Sheriff: Custodian stopped Wash. school shooting
(Update: Sheriff’s office reveals more details of shooting)
ROCKFORD, Wash. (AP) – Authorities say a school custodian was the staffer who stopped a student from continuing a shooting rampage that killed one student and injured three others at a Washington state high school.
The Spokane County Sheriff’s Office said Wednesday evening that the custodian approached the shooter at Freeman High School Wednesday morning during the incident and ordered him to surrender.
The sheriff’s office says a deputy who works as a school resource officer arrived shortly thereafter and took the shooter into custody.
Also on Wednesday evening, the sheriff’s office described the three students who were shot and wounded as seriously injured. Authorities said previously the injured students were expected to survive.

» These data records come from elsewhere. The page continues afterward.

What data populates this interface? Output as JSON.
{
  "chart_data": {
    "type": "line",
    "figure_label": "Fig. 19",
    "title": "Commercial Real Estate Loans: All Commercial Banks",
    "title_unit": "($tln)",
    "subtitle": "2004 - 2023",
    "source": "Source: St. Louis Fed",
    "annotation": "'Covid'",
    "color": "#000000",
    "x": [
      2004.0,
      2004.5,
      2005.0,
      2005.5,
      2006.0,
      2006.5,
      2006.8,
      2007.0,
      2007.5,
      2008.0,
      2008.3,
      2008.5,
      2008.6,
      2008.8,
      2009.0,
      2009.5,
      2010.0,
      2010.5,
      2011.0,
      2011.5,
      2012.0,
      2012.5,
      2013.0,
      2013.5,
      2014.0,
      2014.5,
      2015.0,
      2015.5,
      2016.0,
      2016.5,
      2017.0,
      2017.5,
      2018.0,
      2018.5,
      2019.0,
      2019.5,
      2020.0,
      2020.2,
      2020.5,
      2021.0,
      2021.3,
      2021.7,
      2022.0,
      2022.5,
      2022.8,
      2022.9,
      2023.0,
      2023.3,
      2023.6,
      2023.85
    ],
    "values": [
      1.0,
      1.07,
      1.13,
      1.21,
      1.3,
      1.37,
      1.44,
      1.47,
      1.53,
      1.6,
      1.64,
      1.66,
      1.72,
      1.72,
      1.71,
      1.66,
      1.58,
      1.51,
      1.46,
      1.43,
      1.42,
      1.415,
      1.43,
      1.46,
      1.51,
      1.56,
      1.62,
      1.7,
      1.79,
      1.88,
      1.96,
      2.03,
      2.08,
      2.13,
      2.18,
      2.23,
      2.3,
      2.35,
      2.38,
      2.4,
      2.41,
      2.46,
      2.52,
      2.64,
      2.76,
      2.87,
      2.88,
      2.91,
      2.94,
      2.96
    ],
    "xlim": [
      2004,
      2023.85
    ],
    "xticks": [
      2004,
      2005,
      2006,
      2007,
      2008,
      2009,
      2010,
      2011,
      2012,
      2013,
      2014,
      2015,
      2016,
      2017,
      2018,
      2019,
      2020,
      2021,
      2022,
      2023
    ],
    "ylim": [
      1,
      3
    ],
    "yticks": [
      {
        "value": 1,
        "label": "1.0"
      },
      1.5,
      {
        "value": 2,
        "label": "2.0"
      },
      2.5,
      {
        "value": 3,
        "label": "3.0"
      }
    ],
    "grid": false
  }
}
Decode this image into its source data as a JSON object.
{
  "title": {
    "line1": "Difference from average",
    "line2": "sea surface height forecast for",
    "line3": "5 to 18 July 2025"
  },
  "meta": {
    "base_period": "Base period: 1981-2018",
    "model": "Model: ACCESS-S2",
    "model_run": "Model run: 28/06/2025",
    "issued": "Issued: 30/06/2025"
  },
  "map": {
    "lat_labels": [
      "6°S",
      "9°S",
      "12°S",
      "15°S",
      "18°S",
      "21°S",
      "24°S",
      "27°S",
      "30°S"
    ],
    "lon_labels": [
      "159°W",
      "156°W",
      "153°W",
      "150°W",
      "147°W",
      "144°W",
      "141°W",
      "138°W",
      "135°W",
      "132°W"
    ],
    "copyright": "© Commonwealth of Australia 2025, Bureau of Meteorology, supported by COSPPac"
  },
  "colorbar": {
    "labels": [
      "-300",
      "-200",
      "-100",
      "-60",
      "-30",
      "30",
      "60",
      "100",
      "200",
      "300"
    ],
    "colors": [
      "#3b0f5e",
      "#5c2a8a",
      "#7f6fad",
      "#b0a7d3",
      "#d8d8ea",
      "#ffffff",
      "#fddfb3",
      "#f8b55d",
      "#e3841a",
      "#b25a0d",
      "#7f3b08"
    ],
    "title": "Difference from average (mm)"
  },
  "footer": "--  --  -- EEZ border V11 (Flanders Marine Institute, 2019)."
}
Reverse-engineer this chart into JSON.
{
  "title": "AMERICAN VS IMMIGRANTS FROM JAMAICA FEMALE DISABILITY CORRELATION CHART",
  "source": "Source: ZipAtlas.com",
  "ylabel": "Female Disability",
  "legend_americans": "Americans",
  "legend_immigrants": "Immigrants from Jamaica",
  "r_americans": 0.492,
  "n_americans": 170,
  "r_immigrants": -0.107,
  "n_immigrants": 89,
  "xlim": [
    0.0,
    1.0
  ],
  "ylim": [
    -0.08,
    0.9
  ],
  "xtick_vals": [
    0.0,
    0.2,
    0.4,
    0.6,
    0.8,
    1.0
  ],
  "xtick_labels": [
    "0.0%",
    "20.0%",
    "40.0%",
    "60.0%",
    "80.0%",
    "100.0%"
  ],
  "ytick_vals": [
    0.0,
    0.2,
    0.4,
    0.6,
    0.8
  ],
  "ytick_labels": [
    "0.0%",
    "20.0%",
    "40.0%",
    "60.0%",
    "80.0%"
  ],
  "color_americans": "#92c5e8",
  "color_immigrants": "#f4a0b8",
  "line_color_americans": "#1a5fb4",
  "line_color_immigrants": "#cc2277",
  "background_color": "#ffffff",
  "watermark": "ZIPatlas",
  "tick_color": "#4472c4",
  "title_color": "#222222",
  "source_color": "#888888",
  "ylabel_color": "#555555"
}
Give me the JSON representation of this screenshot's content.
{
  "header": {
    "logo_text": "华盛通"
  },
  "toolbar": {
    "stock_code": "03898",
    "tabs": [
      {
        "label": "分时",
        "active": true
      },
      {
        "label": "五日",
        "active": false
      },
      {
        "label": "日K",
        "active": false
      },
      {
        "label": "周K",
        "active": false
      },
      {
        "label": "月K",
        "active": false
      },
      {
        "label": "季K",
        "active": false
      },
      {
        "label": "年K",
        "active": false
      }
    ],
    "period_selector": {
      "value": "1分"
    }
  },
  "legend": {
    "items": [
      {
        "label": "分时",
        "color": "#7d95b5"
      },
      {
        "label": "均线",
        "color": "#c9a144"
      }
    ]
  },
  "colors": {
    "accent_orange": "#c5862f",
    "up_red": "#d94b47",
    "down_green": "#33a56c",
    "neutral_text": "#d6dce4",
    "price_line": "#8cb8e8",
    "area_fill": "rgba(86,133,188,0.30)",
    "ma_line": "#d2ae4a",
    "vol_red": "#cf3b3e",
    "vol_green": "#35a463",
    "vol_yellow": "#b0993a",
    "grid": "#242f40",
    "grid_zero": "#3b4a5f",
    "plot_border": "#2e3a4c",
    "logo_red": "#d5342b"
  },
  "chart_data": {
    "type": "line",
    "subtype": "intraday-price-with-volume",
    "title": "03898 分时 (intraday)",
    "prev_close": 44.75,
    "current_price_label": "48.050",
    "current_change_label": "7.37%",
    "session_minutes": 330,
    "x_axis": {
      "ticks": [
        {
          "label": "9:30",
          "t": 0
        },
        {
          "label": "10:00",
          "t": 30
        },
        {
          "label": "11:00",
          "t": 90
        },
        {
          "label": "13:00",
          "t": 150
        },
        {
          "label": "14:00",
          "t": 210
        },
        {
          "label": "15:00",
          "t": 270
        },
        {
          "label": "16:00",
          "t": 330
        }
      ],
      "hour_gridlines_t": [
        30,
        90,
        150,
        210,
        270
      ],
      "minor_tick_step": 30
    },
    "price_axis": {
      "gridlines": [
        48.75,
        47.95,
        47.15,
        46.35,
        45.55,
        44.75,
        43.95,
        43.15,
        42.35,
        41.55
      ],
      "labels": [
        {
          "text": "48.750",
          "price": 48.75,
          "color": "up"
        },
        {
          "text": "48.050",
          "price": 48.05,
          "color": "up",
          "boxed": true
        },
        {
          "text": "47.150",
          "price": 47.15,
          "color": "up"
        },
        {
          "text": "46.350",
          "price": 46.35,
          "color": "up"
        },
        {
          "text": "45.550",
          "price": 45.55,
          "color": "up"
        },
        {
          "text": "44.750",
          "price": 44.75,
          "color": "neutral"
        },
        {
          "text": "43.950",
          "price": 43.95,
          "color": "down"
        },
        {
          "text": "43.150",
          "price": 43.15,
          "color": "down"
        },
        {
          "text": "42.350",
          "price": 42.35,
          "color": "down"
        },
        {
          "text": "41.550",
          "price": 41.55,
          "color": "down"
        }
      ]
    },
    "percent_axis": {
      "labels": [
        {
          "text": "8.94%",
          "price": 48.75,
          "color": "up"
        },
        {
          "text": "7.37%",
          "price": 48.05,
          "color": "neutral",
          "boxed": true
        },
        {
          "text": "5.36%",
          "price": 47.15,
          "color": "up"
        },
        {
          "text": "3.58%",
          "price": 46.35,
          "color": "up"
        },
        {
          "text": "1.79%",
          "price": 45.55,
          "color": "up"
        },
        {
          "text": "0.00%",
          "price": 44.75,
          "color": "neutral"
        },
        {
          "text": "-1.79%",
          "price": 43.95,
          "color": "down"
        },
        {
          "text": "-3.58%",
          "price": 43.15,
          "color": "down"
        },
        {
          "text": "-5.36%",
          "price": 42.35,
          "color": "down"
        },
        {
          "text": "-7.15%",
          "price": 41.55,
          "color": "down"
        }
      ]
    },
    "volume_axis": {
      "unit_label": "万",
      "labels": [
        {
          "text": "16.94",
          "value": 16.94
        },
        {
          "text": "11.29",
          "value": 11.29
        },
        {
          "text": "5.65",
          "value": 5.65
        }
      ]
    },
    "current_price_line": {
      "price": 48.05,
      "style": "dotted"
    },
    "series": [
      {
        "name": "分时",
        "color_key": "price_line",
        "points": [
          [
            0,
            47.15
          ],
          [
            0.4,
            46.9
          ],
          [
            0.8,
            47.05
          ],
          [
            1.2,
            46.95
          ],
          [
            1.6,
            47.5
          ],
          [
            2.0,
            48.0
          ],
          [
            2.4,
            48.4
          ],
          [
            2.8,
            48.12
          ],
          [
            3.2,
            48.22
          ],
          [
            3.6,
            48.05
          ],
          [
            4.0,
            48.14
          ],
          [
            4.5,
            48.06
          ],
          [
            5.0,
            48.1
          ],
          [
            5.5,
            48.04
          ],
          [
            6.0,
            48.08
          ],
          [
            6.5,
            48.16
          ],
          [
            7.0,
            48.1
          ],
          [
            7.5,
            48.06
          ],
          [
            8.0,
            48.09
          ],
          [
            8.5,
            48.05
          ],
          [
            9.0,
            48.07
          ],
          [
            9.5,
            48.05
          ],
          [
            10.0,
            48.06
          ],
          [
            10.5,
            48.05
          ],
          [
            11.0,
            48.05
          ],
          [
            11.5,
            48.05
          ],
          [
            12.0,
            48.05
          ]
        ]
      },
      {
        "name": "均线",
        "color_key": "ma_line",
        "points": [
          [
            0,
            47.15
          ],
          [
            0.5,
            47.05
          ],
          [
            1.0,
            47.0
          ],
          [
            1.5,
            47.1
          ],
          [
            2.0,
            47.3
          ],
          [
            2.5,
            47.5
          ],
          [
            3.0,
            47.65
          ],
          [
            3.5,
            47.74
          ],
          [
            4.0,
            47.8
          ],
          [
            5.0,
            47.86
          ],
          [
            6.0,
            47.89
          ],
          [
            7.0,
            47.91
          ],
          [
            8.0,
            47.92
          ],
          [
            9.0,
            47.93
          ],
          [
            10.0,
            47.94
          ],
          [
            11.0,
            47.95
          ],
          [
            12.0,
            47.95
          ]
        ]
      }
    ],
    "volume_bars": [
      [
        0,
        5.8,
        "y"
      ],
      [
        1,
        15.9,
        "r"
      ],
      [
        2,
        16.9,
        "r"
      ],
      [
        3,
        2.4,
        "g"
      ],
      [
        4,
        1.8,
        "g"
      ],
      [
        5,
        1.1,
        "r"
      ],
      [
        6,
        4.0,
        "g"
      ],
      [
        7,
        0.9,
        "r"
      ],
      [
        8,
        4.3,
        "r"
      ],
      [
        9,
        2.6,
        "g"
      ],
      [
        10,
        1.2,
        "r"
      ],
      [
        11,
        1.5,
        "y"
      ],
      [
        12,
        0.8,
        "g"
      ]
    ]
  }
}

Earlier, authorities said the student killed a fellow student who attempted to stop him.
Spokane County Sheriff Ozzie Knezovich said the shooter came to Freeman High School in Rockford armed with two weapons, and one jammed when he tried to fire it.
The sheriff says a student approached the shooter and attempted to block him before he was shot and killed.
Knezovich says the gunman then shot three other students before a school staff member stopped him.
The sheriff called it a courageous action by the staffer.
Knezovich says no officers fired their weapons and the gunman had been disabled by the time officers arrived.
Knezovich says the suspect is the county’s juvenile jail.
Classmate Michael Harper, who’s 15, told The Associated Press that the suspect had long been obsessed with past school shootings. He says he saw the student at school with a duffel bag.
The suspect is in custody and hasn’t been identified by authorities.
Harper, a sophomore, said the suspect had brought notes to school in the beginning of the year, saying he might get killed or jailed. Harper says some students alerted counselors.
The teen said the suspect wasn’t bullied, calling him “nice and funny and weird.”